La pousse d’un pain complet traîne. Le son ralentit la levée, la pâte gonfle moins qu’un pain blanc, et vous attendrez rarement un doublement franc. Visez une augmentation de moitié, une pâte bombée et souple, marquée par des bulles sous la surface.

La cuisson qui décide de la croûte

Un pain complet réclame un four très chaud au départ. Préchauffez à 240 °C, plaque ou cocotte en fonte déjà brûlante dedans, puis enfournez vite.

La buée joue un rôle décisif. Cette vapeur retarde le croûtage et laisse le pain gonfler pendant les premières minutes. Deux méthodes fonctionnent : un plat d’eau bouillante au fond du four, ou une cuisson à couvert en cocotte, où la pâte fabrique sa propre vapeur. La cocotte reste la plus régulière dans un four ménager.

L’incision compte autant que la vapeur. Une pâte complète pousse moins fort au four, une lame franche lui ouvre le chemin. Notre guide du façonnage et de la grigne décompose l’angle de la lame et la profondeur du trait.

Retirez le couvercle après vingt minutes, baissez à 210 °C, laissez colorer. La cuisson à cœur est atteinte vers 95 °C au thermomètre sonde, seuil d’une mie prise et non collante. Sans sonde, tapotez le dessous : la miche doit sonner creux.

Cocotte en fonte ouverte sortant du four avec un pain complet doré et une grigne ouverte

Pourquoi votre pain complet reste compact

Une mie dense raconte toujours une cause précise. Voici les défauts les plus fréquents et leur origine réelle :

  • Pâte trop sèche : hydratation calée sur une recette de pain blanc, sans compenser le son.
  • Pousse écourtée : la levée d’un pain complet réclame souvent une heure de plus.
  • Pétrissage excessif : le réseau de gluten, coupé par le son, finit par céder.
  • Farine trop rustique d’emblée : une T150 pure pardonne peu à un débutant.
  • Four insuffisamment chaud : sans choc thermique, la pâte s’affaisse au lieu de pousser.

Le remède le plus rapide reste l’eau. Ajoutez 20 grammes sur votre prochaine fournée, à recette et four identiques, puis comparez la mie. Ce réglage isolé corrige la majorité des pains complets ratés.

Fibres, conservation et variantes à tester

L’intérêt nutritionnel du pain complet tient à ses fibres. L’ANSES retient un repère de 30 grammes de fibres par jour pour un adulte, un niveau que l’alimentation française moyenne n’atteint pas. Remplacer une baguette blanche par un pain complet pèse réellement dans ce total.

Côté conservation, sortez la miche sur une grille et laissez-la refroidir au moins une heure. Ce ressuage stabilise la mie et sèche la croûte. Trancher un pain complet tiède écrase les alvéoles. Emballé dans un torchon propre, à température ambiante, il tient trois jours. Au-delà, tranchez puis congelez.

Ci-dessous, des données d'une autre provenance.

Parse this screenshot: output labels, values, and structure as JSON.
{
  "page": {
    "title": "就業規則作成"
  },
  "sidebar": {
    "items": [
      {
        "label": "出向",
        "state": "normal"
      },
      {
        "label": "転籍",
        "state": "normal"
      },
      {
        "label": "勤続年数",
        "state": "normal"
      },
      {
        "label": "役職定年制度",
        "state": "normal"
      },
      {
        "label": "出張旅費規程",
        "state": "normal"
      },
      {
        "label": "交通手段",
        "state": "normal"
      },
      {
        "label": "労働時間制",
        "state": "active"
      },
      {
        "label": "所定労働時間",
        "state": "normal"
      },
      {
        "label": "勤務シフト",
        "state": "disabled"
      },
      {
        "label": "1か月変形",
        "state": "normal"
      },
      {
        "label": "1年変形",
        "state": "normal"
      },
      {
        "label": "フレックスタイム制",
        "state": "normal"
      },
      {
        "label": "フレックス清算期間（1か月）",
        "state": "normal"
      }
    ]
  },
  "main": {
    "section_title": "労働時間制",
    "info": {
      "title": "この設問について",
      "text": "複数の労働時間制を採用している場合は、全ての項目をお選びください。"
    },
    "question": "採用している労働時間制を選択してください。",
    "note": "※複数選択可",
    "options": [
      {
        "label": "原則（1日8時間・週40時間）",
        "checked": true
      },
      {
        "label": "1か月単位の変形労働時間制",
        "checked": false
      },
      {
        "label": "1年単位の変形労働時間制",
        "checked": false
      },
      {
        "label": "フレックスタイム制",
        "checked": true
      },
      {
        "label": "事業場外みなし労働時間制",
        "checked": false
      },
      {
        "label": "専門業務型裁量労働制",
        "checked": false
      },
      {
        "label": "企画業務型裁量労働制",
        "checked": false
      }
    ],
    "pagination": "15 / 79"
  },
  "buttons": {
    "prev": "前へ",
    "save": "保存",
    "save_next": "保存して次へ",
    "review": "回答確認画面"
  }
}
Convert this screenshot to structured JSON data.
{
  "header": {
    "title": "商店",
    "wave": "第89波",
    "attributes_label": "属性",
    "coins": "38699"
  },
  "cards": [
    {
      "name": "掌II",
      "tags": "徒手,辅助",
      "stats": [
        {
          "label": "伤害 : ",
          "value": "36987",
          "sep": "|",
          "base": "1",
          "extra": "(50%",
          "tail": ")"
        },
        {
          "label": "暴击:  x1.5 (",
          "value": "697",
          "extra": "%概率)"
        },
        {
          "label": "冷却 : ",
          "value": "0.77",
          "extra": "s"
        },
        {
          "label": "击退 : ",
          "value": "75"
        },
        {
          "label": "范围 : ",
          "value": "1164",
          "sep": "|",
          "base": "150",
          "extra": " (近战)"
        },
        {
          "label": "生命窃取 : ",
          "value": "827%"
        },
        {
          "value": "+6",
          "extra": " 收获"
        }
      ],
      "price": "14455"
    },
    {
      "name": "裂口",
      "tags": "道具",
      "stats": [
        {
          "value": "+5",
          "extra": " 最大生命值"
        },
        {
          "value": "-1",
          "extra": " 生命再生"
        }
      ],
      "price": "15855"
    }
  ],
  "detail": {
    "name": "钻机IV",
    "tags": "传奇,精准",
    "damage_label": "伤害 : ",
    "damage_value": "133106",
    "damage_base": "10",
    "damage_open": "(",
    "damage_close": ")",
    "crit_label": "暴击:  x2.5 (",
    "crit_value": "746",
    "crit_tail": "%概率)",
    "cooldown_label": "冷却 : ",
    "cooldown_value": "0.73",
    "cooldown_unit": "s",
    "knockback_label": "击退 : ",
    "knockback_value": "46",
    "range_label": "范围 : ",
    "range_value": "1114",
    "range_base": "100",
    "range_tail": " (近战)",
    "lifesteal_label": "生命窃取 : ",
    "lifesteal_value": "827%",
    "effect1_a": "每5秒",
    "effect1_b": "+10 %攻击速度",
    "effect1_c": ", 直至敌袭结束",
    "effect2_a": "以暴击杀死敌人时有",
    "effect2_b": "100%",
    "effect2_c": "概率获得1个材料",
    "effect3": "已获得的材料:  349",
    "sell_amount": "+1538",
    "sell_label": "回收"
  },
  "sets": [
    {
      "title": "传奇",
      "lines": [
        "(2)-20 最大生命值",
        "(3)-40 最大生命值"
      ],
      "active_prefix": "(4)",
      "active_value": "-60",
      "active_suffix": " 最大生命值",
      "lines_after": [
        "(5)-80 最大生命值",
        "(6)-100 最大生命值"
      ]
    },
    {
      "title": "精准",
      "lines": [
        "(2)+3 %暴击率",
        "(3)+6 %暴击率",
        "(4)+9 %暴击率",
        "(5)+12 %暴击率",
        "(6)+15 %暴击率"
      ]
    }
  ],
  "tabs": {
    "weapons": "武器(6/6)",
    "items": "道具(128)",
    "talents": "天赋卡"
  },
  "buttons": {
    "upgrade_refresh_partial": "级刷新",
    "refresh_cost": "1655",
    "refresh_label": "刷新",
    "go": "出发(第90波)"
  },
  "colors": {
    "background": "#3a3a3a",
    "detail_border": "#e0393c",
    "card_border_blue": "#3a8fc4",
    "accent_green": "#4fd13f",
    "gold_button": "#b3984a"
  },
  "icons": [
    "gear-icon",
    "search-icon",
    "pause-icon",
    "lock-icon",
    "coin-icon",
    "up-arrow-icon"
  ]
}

La recette accepte ensuite toutes les variations. Ajoutez des graines de tournesol, de lin ou de courge, préalablement trempées pour qu’elles ne volent pas l’eau de la pâte. Remplacez 100 grammes de T110 par de la farine de seigle pour un pain plus dense et parfumé, sur le modèle de notre pain de seigle traditionnel.

Le vrai saut de qualité viendra du levain naturel. Sur une pâte complète, il allonge la fermentation, dégrade davantage de phytates et prolonge la conservation de plusieurs jours. Prochaine étape : lancer un chef selon notre méthode pour créer et entretenir un levain naturel, puis reprendre cette recette en remplaçant la levure par 100 grammes de levain actif et en doublant les temps de pousse.